「くえびこ」に想う

「障害者ら団結 缶バッジ販売」という二段抜き主見出しと、「介護者不足、事業所閉鎖に立ち向かう」「福島21団体が事業化」という2本の袖見出しの、地元新聞の記事(3月6日)に目が留まった。そこには白石清春氏の写真が大きく掲載されていた。彼はいま、福島県郡山市で「被災地障がい者支援センターふくしま」の代表として、障がい者の支援活動や運動を展開しているという。
彼は脳性まひのために車椅子生活をするが、その強く、激しく、そして誇りある生きざまから多くを学んだのは、筆者(阪野)だけではあるまい。青い芝の会の運動、とりわけ川崎駅前でのバスジャック闘争(1977年)や養護学校義務化阻止の運動(1979年)の顛末については、地域作業所やときには居酒屋などで彼から聞いている。
筆者が彼のことを知るのは、彼が1980年6月に相模原市で「脳性マヒ者が地域で生きる会」を結成した頃である。その後、彼は、地域作業所「くえびこ」(1982年4月)やケア付き住宅「シャローム」(1986年6月)の開設などを通して、障がい者の自立生活運動に取り組む。

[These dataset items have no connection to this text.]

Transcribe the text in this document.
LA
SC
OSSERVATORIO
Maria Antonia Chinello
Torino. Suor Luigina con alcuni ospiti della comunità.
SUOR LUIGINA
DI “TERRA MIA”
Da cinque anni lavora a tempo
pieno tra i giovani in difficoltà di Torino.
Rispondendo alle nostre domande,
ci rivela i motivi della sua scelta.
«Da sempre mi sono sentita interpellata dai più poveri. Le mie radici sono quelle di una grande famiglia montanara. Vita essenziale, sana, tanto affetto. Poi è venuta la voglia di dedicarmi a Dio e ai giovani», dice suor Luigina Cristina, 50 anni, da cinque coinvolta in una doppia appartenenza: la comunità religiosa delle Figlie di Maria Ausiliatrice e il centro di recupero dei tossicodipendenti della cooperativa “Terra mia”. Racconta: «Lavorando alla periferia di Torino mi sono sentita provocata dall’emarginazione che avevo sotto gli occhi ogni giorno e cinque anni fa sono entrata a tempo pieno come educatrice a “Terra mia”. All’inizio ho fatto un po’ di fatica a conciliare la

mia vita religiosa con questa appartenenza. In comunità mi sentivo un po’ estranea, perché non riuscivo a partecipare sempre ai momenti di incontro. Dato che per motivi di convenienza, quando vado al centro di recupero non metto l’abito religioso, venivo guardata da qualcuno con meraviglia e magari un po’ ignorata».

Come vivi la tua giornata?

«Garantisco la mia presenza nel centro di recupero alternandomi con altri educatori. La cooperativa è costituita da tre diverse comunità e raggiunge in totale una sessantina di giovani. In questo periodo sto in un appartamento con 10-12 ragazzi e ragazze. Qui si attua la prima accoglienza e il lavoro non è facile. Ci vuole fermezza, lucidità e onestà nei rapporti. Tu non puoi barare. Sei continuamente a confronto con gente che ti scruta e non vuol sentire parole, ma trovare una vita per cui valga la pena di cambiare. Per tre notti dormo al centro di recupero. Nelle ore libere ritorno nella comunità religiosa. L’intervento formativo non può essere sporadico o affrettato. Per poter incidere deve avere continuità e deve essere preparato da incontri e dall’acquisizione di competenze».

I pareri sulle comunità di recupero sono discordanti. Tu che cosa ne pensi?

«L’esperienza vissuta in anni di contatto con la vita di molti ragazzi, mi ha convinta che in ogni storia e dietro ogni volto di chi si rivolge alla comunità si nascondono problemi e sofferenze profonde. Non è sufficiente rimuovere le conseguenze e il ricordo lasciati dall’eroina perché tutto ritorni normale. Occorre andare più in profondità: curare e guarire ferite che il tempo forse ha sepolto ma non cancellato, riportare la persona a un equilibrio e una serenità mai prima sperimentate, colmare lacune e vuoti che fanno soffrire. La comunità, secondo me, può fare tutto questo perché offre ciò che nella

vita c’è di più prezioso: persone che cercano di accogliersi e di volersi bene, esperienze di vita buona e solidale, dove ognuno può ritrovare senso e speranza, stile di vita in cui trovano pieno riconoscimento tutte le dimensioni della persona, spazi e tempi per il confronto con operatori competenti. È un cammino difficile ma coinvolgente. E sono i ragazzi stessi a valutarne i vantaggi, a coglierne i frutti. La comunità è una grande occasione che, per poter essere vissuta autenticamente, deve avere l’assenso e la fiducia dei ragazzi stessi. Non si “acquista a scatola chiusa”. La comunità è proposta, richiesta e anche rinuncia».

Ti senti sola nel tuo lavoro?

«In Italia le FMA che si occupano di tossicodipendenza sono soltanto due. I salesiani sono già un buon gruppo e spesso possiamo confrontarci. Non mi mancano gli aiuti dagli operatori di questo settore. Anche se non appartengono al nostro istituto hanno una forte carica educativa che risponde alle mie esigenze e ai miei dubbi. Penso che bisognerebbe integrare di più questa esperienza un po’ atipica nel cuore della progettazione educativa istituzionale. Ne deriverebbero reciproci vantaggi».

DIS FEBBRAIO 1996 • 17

そして、1989年に郡山市に戻る。彼との直接的なかかわりは、5、6年のわずかな期間に過ぎない。
「脳性マヒ者が地域で生きる会」は、脳性マヒ者など障がい者の基本的人権の確立をめざし、具体的には、障がい者の自立と社会参加を促す「制度改革」と、障がい者や地域住民が「地域」で「生きる」ことの理解と認識を深める「意識改革」に取り組むための組織であった。「くえびこ」は、企業などの下請け作業は行わず、脳性マヒ者などが地域で生きるための運動の拠点、また個々の障がい者が自立生活能力を身につけていくための地域・生活学習の場として位置づけられていた。ちなみに、「くえびこ」(久延毘古)とは、日本神話に登場する神(「崩え彦」)で、田畑に立って農作物を鳥獣から守る案山子(かかし)を意味する。
かつて筆者は、彼とのかかわりを通して、「障害者の自立と福祉教育」と題する拙稿を草したことがある。以下に、そのうちから、彼の取り組みに関するコメントと管見の一部を掲載する。

彼らの取り組みは、時には力強く、時にはしなやかに、そしてなによりもしたたかである。彼らは、主体的な自己学習・相互学習をとおして、障害者がおかれている歴史的・社会的状況を科学的・客観的に認識する。そして、さまざまな危険(リスク)に挑み、多くの失敗を経験しながら、自立生活を求めて、自己実現をめざして主体的に行動するのである。その際、地域住民との社会的連帯を形成し、社会的諸施策の決定過程に参加することを自立の要件の一つとしてとらえていることが注目される。(中略)
自立とは、日常生活における自己選択、自己決定、自己管理、そして自己実現の行為とその過程をいう。換言すれば、自立とは、日常生活のなかで、生きがいをもってその人らしく自主的・主体的に生きぬくこと、そのための努力をすることを意味する。したがって、それが必要な時には、積極的に他者に依存し、他者から援助や協力を受けることも自立といえるのである。
こういった障害者の自立は、人格の完成と自己創造、自己実現をめざす障害者自身の自己教育活動によって初めて可能となる。また、それは、地域住民の障害者に対する偏見や差別が解消され、地域生活主体としての障害者と一般住民の間に相互支援的な関係――社会的「連帯」が構築されることによって成り立つ。
自立なくして連帯はなく、連帯なくして自立はない。ここに、福祉教育の本質的で実践的な課題がある(『福祉教育の創造』相川書房、1989年、144~146ページ)。

筆者は、市民福祉教育について言及する際に、福祉サービスの「利用主体」に対する福祉教育や、福祉の(による)まちづくりの「運動主体」形成を図るための福祉教育にこだわってきた。そのこだわりは、このコメントからも読み取れるように、彼の、障がい者自身による自立生活運動に対する思いや取り組みからの“学び”にあるのは確かである。

付記
およそ25年ぶりに彼と電話で話すことができました。お互いに、相模原市でのことを思い出すのに時間を要することはありませんでした。
白石清春氏のますますのご健勝とご活躍をお祈り申し上げます。